シルビナはコムラット鉱石が十二分なサイズが手に入っていたことを伝えず、鍛錬にちょうど良いと、そのままツルハシを振るわせ続けていたんだ。
この二週間の修行生活で、俺は幾度となくシルビナの唐突鍛錬に付き合わされることになった。
唐突鍛錬とは、彼女が思いついたその瞬間に開始される、ドッキリ鍛錬である。
幾つか上げるなら、シルビナに指示されて登った木にバカデカい蜂の巣があって、一メートル近い大きさのミツバチに追いかけ回された。
俺はこれで二度死んだ。
一度目は腹にデッカい針を刺されて。二度目は頭を食われて死んだ。
三度目で湖に飛び込んで事なきを得た。
崩落する大地。そこは妙に地盤の弱い場所で、体重を掛けただけで地面が崩落した。
深さ五メートルと、打ち所が悪ければ死ぬ程度の高さではあったが、俺は崩落した地面の下敷きになって一度死んだ。

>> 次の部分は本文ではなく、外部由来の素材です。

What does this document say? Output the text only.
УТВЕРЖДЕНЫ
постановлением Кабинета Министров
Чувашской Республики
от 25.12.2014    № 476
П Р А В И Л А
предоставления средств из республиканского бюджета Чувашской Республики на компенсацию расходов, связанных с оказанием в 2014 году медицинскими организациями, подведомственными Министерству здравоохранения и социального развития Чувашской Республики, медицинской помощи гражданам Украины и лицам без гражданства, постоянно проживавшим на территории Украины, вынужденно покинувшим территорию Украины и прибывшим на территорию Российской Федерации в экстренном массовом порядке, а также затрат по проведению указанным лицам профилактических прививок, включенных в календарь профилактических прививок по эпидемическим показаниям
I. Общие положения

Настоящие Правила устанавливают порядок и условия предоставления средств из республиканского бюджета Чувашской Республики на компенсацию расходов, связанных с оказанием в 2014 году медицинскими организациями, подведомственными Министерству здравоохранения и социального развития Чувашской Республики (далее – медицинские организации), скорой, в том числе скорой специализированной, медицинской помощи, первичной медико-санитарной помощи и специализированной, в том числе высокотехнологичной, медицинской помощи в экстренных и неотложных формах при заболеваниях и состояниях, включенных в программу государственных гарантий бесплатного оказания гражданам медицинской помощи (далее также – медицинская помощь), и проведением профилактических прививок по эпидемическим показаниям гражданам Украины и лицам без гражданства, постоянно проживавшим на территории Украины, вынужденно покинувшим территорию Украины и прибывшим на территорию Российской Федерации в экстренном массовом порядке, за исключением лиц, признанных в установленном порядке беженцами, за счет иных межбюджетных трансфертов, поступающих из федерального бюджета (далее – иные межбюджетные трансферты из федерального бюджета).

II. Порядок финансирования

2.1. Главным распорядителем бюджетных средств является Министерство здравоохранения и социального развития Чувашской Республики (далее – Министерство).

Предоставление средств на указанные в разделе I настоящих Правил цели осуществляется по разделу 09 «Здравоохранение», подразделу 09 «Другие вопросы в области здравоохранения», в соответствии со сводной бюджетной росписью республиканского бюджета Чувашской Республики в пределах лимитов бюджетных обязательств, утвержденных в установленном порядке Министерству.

崩落には猶予があって、全力疾走すれば抜けられた。ただ、その前にやけに疲れさせるなぁ、と思ったんだ。
十キロほどの重しを括りつけた足で不安定な足場を走らされ、木を五百回蹴らされ、足に負担を掛けまくった後のそれだった。
もつらせながら走り切ったよ。
「良い鍛錬になったでしょう?」
「むっ、く……まぁ、死ぬよりはマシだけど」
“鍛錬”。この言葉は俺を無理くり納得させられる魔法の言葉だ。
強くならなければならない。身体を鍛え、魔素を操り、敵を討ち滅ぼす。
絶対に必要なことだ。
「今日は帰りましょう、お兄様」
くすりと失笑して、シルビナは俺の隣に降りてきて腕を絡ませる。
柔らかい感触が、上腕三頭筋を包む。
「……分かった」
視線を、シルビナとは逆方向の上空に向けて応じた。